#11thICCS Oliver Koch on an exhaustive assessment of computer-based drug discovery methods by HTS data

We were challenged to test our methods against HTS results. Not a simple benchmarking exercise, but a real life task.

UNC 119A was the target. No inhibitor was known at the start. An unexplored protein target. Was able to do unbiased assessment - no prior knowledge.

Several VS workflows. Created models of the protein. Searches with Ligandscout or MOE followed by docking with GOLD. Also used pharmacophores instead of protein info as well as ligand-based methods.

The HTS campaign was against 143K cmpds. Hitrate of 1.6% (>75% inhibition). Quite high hit-rate. Probably because of huge binding site - everything can go in.

Using DrugScore PPI for hotspot analysis, and also used MD to assess protein flexibility. We combined protein features into a pharmacophore model in an automated fashion.

Automated pharmacophore generation didn't work well - model too big - hard to hit everything, but if features were optional too many things were hit. Rational generation (researcher bias) of models worked better, which focused on different binding site features.

We found different molecules when focusing on different binding site features.

Used Superstar from the @ccdc_cambridge . Knowledge-based pharmacophores based on non-bonded interactions from the CSD. Several probes used, e.g. N+. Good hit rates.

Using the X-ray model versus model (for the protein) had only minor changes in the feature placements, but gave different molecules (some overlap).

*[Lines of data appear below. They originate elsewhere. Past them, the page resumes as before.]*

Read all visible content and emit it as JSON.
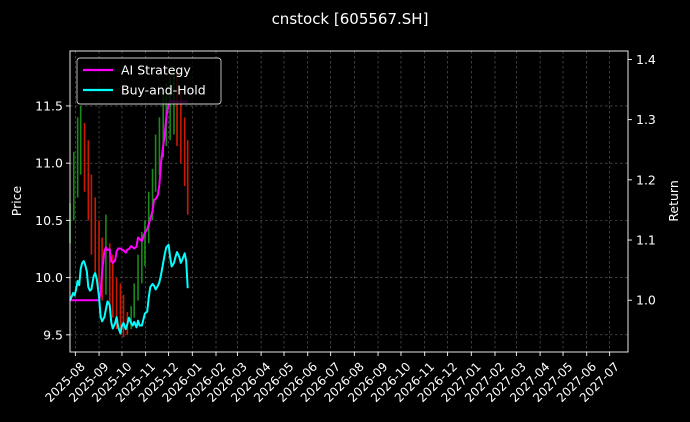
{
  "chart_data": {
    "type": "line",
    "title": "cnstock [605567.SH]",
    "xlabel": "",
    "ylabel": "Price",
    "y2label": "Return",
    "xlim": [
      "2025-07-25",
      "2027-07-25"
    ],
    "ylim": [
      9.35,
      11.98
    ],
    "y2lim": [
      0.914,
      1.414
    ],
    "grid": true,
    "legend_position": "upper-left",
    "x_ticks": [
      "2025-08-01",
      "2025-09-01",
      "2025-10-01",
      "2025-11-01",
      "2025-12-01",
      "2026-01-01",
      "2026-02-01",
      "2026-03-01",
      "2026-04-01",
      "2026-05-01",
      "2026-06-01",
      "2026-07-01",
      "2026-08-01",
      "2026-09-01",
      "2026-10-01",
      "2026-11-01",
      "2026-12-01",
      "2027-01-01",
      "2027-02-01",
      "2027-03-01",
      "2027-04-01",
      "2027-05-01",
      "2027-06-01",
      "2027-07-01"
    ],
    "x_tick_labels": [
      "2025-08",
      "2025-09",
      "2025-10",
      "2025-11",
      "2025-12",
      "2026-01",
      "2026-02",
      "2026-03",
      "2026-04",
      "2026-05",
      "2026-06",
      "2026-07",
      "2026-08",
      "2026-09",
      "2026-10",
      "2026-11",
      "2026-12",
      "2027-01",
      "2027-02",
      "2027-03",
      "2027-04",
      "2027-05",
      "2027-06",
      "2027-07"
    ],
    "y_ticks": [
      9.5,
      10.0,
      10.5,
      11.0,
      11.5
    ],
    "y_tick_labels": [
      "9.5",
      "10.0",
      "10.5",
      "11.0",
      "11.5"
    ],
    "y2_ticks": [
      1.0,
      1.1,
      1.2,
      1.3,
      1.4
    ],
    "y2_tick_labels": [
      "1.0",
      "1.1",
      "1.2",
      "1.3",
      "1.4"
    ],
    "candles_up_color": "#1a8a1a",
    "candles_down_color": "#cc1a00",
    "price_range": {
      "x": [
        "2025-07-25",
        "2025-07-30",
        "2025-08-04",
        "2025-08-08",
        "2025-08-13",
        "2025-08-18",
        "2025-08-22",
        "2025-08-27",
        "2025-09-01",
        "2025-09-05",
        "2025-09-10",
        "2025-09-15",
        "2025-09-19",
        "2025-09-24",
        "2025-09-29",
        "2025-10-03",
        "2025-10-08",
        "2025-10-13",
        "2025-10-17",
        "2025-10-22",
        "2025-10-27",
        "2025-10-31",
        "2025-11-05",
        "2025-11-10",
        "2025-11-14",
        "2025-11-19",
        "2025-11-24",
        "2025-11-28",
        "2025-12-03",
        "2025-12-08",
        "2025-12-12",
        "2025-12-17",
        "2025-12-22",
        "2025-12-26"
      ],
      "high": [
        10.65,
        11.1,
        11.4,
        11.5,
        11.35,
        11.2,
        10.9,
        10.7,
        10.5,
        10.35,
        10.55,
        10.3,
        10.2,
        10.0,
        9.95,
        9.85,
        9.7,
        9.75,
        9.95,
        10.2,
        10.4,
        10.5,
        10.75,
        10.95,
        11.25,
        11.4,
        11.6,
        11.7,
        11.75,
        11.85,
        11.8,
        11.65,
        11.4,
        11.2
      ],
      "low": [
        10.3,
        10.5,
        10.7,
        10.9,
        10.75,
        10.5,
        10.2,
        10.05,
        9.9,
        9.8,
        9.85,
        9.75,
        9.65,
        9.55,
        9.5,
        9.48,
        9.5,
        9.55,
        9.65,
        9.8,
        9.95,
        10.1,
        10.3,
        10.5,
        10.75,
        10.9,
        11.05,
        11.15,
        11.2,
        11.25,
        11.15,
        11.0,
        10.8,
        10.55
      ]
    },
    "series": [
      {
        "name": "AI Strategy",
        "color": "#ff00ff",
        "x": [
          "2025-07-25",
          "2025-07-30",
          "2025-08-04",
          "2025-08-08",
          "2025-08-13",
          "2025-08-18",
          "2025-08-22",
          "2025-08-27",
          "2025-09-01",
          "2025-09-03",
          "2025-09-05",
          "2025-09-08",
          "2025-09-10",
          "2025-09-12",
          "2025-09-15",
          "2025-09-17",
          "2025-09-19",
          "2025-09-22",
          "2025-09-24",
          "2025-09-26",
          "2025-09-29",
          "2025-10-01",
          "2025-10-03",
          "2025-10-06",
          "2025-10-08",
          "2025-10-10",
          "2025-10-13",
          "2025-10-15",
          "2025-10-17",
          "2025-10-20",
          "2025-10-22",
          "2025-10-24",
          "2025-10-27",
          "2025-10-29",
          "2025-10-31",
          "2025-11-03",
          "2025-11-05",
          "2025-11-07",
          "2025-11-10",
          "2025-11-12",
          "2025-11-14",
          "2025-11-17",
          "2025-11-19",
          "2025-11-21",
          "2025-11-24",
          "2025-11-26",
          "2025-11-28",
          "2025-12-01",
          "2025-12-03",
          "2025-12-05",
          "2025-12-08",
          "2025-12-10",
          "2025-12-12",
          "2025-12-15",
          "2025-12-17",
          "2025-12-19",
          "2025-12-22",
          "2025-12-24",
          "2025-12-26"
        ],
        "values": [
          1.0,
          1.0,
          1.0,
          1.0,
          1.0,
          1.0,
          1.0,
          1.0,
          1.0,
          1.012,
          1.048,
          1.082,
          1.088,
          1.083,
          1.085,
          1.065,
          1.062,
          1.066,
          1.081,
          1.086,
          1.086,
          1.084,
          1.083,
          1.079,
          1.084,
          1.085,
          1.09,
          1.088,
          1.086,
          1.089,
          1.104,
          1.102,
          1.098,
          1.106,
          1.112,
          1.118,
          1.126,
          1.135,
          1.149,
          1.167,
          1.168,
          1.175,
          1.192,
          1.228,
          1.258,
          1.275,
          1.305,
          1.325,
          1.33,
          1.331,
          1.33,
          1.33,
          1.33,
          1.33,
          1.33,
          1.33,
          1.33,
          1.33,
          1.33
        ]
      },
      {
        "name": "Buy-and-Hold",
        "color": "#00ffff",
        "x": [
          "2025-07-25",
          "2025-07-27",
          "2025-07-29",
          "2025-07-31",
          "2025-08-02",
          "2025-08-04",
          "2025-08-06",
          "2025-08-08",
          "2025-08-10",
          "2025-08-12",
          "2025-08-14",
          "2025-08-16",
          "2025-08-18",
          "2025-08-20",
          "2025-08-22",
          "2025-08-25",
          "2025-08-27",
          "2025-08-29",
          "2025-09-01",
          "2025-09-03",
          "2025-09-05",
          "2025-09-08",
          "2025-09-10",
          "2025-09-12",
          "2025-09-15",
          "2025-09-17",
          "2025-09-19",
          "2025-09-22",
          "2025-09-24",
          "2025-09-26",
          "2025-09-29",
          "2025-10-01",
          "2025-10-03",
          "2025-10-06",
          "2025-10-08",
          "2025-10-10",
          "2025-10-13",
          "2025-10-15",
          "2025-10-17",
          "2025-10-20",
          "2025-10-22",
          "2025-10-24",
          "2025-10-27",
          "2025-10-29",
          "2025-10-31",
          "2025-11-03",
          "2025-11-05",
          "2025-11-07",
          "2025-11-10",
          "2025-11-12",
          "2025-11-14",
          "2025-11-17",
          "2025-11-19",
          "2025-11-21",
          "2025-11-24",
          "2025-11-26",
          "2025-11-28",
          "2025-12-01",
          "2025-12-03",
          "2025-12-05",
          "2025-12-08",
          "2025-12-10",
          "2025-12-12",
          "2025-12-15",
          "2025-12-17",
          "2025-12-19",
          "2025-12-22",
          "2025-12-24",
          "2025-12-26"
        ],
        "values": [
          1.0,
          1.005,
          1.012,
          1.008,
          1.018,
          1.032,
          1.025,
          1.052,
          1.062,
          1.065,
          1.058,
          1.048,
          1.022,
          1.016,
          1.018,
          1.04,
          1.045,
          1.035,
          1.006,
          0.973,
          0.965,
          0.972,
          0.985,
          0.998,
          0.992,
          0.963,
          0.953,
          0.962,
          0.972,
          0.955,
          0.945,
          0.958,
          0.962,
          0.952,
          0.96,
          0.971,
          0.962,
          0.958,
          0.964,
          0.955,
          0.966,
          0.958,
          0.958,
          0.968,
          0.978,
          0.981,
          1.004,
          1.022,
          1.027,
          1.024,
          1.018,
          1.024,
          1.03,
          1.042,
          1.063,
          1.077,
          1.088,
          1.092,
          1.072,
          1.056,
          1.062,
          1.072,
          1.08,
          1.072,
          1.062,
          1.068,
          1.078,
          1.065,
          1.02
        ]
      }
    ]
  }
}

Now showing overall results comparing pure docking versus combination approaches. Ensemble docking with GOLD. Docking sometimes improves results over pharmacophore on its own, but not always. May depend on quality of the pharmacophore.

Once you have results, you can use initial results to improve the pharmacophore models in an iterative process. (Shows graph of how results improved over time)

Unfortunately the most active hit was not found by any of our methods. However, the hit rate for those results that were found was good.

Caveats: Only a single target tested. A huge pocket - difficult. Using proprietary screening database that is biased. No known true actives.

Take-home. Huge influence of the researcher actually sitting in front of the computer. Docking or pharmacophore works well, but hard to say which is best.